Another Motown gem unreleased in the USA and hidden on the b-side over here of a promo only single, that was brought to the attention of the scene in the last decade or so, which has you shaking your head and wondering "why was this not released" and not for the first time either. From the slow expectant intro you sort of know that you are in for a treat. Knight's vocal just seems so effortless even when she does on occasion let rip. The tune was produced by Johnny Bristol.
29. Scotty Williams - In The Same Old Way
Our only male vocal in this batch but what a vocal it is, with a real gritty delivery. All I know about Williams was that he was from New York and cut two singles this one on the Jubilee label in 1967. The flip side which is a big ballad is also very good.
28. The Elgins - Heaven Must Have Sent You.
Heaven Must Have Sent You is hardly the rarest piece of soul on the planet having reached both the R&B and Pop Charts on release in the US in 1966 and number 3 in the UK charts when re-issued in 1971. This joyous, Holland, Dozier, Holland penned song never fails to get my arse moving and after hearing it life always feels that little bit sunnier which probably has more than a little to do with the lovely vocal delivery from Saundra Mallet.
27. The Sweet Delights - Baby Be Mine
Another group I know very little about other than the Sweet Delights were four girls and one guy from Philadelphia who cut this track for ATCO in 1968. This was one of those records that I bought years ago which languished at the back of a box before being re-discovered a couple of years ago and which has been played every over week ever since. Love it!
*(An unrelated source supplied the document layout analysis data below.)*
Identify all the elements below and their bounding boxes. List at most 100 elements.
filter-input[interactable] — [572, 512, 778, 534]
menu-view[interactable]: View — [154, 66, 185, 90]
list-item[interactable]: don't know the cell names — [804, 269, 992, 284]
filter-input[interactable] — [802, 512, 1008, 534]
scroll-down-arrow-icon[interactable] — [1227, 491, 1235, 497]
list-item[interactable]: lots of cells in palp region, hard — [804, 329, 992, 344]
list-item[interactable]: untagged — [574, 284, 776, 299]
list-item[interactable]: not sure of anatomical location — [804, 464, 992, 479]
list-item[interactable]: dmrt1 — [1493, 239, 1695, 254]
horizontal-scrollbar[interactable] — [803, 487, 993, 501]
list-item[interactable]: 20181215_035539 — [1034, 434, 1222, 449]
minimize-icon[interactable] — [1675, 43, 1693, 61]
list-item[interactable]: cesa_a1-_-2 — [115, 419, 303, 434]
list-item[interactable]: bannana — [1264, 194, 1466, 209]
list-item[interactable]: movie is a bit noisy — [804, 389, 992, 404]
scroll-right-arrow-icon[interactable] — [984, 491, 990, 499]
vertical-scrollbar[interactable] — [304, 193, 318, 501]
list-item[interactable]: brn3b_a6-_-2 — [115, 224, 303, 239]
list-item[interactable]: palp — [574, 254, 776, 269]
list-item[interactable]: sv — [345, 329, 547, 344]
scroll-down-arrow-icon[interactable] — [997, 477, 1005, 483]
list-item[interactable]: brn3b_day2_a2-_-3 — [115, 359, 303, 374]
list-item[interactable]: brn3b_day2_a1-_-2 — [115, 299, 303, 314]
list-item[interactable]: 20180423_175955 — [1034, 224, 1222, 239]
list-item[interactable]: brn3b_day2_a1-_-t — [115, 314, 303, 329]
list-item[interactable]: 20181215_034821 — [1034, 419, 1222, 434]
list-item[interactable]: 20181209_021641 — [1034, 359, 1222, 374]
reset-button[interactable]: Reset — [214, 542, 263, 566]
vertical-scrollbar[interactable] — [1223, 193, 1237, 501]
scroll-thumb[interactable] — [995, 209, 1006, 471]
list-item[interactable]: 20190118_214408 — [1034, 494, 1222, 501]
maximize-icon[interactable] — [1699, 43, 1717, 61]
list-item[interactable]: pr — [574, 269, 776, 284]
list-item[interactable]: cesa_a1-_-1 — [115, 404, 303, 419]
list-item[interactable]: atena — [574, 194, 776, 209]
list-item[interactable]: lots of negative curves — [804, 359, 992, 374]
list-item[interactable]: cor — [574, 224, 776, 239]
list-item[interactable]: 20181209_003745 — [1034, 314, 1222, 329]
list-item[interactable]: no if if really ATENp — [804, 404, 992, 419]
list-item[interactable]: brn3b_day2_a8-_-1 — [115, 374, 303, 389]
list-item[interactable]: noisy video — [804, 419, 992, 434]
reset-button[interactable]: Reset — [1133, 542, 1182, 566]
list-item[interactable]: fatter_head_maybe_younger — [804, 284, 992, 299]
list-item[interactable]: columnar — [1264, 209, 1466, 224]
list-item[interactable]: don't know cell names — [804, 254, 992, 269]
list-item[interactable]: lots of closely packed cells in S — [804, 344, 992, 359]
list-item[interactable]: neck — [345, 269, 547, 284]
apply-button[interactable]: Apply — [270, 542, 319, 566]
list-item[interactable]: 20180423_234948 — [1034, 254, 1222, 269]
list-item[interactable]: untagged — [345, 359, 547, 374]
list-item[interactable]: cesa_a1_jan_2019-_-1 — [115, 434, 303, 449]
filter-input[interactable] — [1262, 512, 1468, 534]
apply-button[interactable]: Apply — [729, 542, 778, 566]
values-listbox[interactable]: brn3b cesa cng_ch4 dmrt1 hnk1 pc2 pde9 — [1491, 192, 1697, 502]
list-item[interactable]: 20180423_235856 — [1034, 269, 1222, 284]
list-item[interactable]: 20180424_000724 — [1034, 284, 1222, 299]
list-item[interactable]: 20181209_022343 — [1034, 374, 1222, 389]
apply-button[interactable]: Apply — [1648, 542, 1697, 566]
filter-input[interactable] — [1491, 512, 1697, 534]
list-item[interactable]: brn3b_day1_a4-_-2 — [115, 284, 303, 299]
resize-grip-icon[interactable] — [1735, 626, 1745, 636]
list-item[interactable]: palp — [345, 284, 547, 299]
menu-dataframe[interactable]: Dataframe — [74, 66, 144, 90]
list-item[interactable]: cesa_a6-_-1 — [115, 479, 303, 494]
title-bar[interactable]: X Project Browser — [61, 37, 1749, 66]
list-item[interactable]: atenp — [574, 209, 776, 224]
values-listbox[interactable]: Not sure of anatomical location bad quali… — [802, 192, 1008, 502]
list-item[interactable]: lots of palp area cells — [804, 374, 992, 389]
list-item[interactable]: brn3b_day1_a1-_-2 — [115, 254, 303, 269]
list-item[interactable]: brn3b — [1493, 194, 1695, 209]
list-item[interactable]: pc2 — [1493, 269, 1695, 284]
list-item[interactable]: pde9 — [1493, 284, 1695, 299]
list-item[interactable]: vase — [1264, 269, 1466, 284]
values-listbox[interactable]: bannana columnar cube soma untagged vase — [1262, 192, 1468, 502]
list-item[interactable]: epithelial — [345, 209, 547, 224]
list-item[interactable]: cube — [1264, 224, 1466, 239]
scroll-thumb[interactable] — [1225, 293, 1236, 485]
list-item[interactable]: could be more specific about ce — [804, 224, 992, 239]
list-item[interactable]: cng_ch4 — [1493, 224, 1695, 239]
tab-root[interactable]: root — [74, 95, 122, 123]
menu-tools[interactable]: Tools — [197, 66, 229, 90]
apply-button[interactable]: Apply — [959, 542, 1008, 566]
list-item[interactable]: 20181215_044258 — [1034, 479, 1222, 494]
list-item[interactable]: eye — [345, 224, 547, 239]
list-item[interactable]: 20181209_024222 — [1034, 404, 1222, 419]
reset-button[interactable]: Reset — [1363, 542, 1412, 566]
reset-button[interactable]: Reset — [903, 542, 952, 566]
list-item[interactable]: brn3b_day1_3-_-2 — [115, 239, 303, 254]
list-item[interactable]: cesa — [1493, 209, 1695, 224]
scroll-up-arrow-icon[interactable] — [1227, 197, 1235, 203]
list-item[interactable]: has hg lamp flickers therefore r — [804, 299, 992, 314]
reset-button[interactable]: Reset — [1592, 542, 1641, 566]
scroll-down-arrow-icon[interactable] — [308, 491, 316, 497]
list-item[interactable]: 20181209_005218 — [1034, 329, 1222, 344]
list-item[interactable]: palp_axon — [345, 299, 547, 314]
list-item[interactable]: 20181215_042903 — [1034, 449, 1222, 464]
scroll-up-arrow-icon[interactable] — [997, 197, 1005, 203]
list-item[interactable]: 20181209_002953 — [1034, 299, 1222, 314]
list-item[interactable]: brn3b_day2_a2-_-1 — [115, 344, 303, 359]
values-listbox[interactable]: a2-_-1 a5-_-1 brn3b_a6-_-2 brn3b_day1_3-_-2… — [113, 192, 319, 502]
26. Velvelettes - These Things Will Keep Me Loving You
Another Motown single, that's three out of this batch that are straight out of Hitsville USA. This track was the last single by the trio and was a minor hit in the USA on release and like the Elgins track broke the top forty in the UK on it's re-release in 1971. The song was co-produced by Johnny Bristol, again and Harvey Fuqua, Berry Gordy's brother in law. I used to prefer a far inferior version by another Detroit group called the Blue Sharks until a couple of years ago I realised the error of my ways.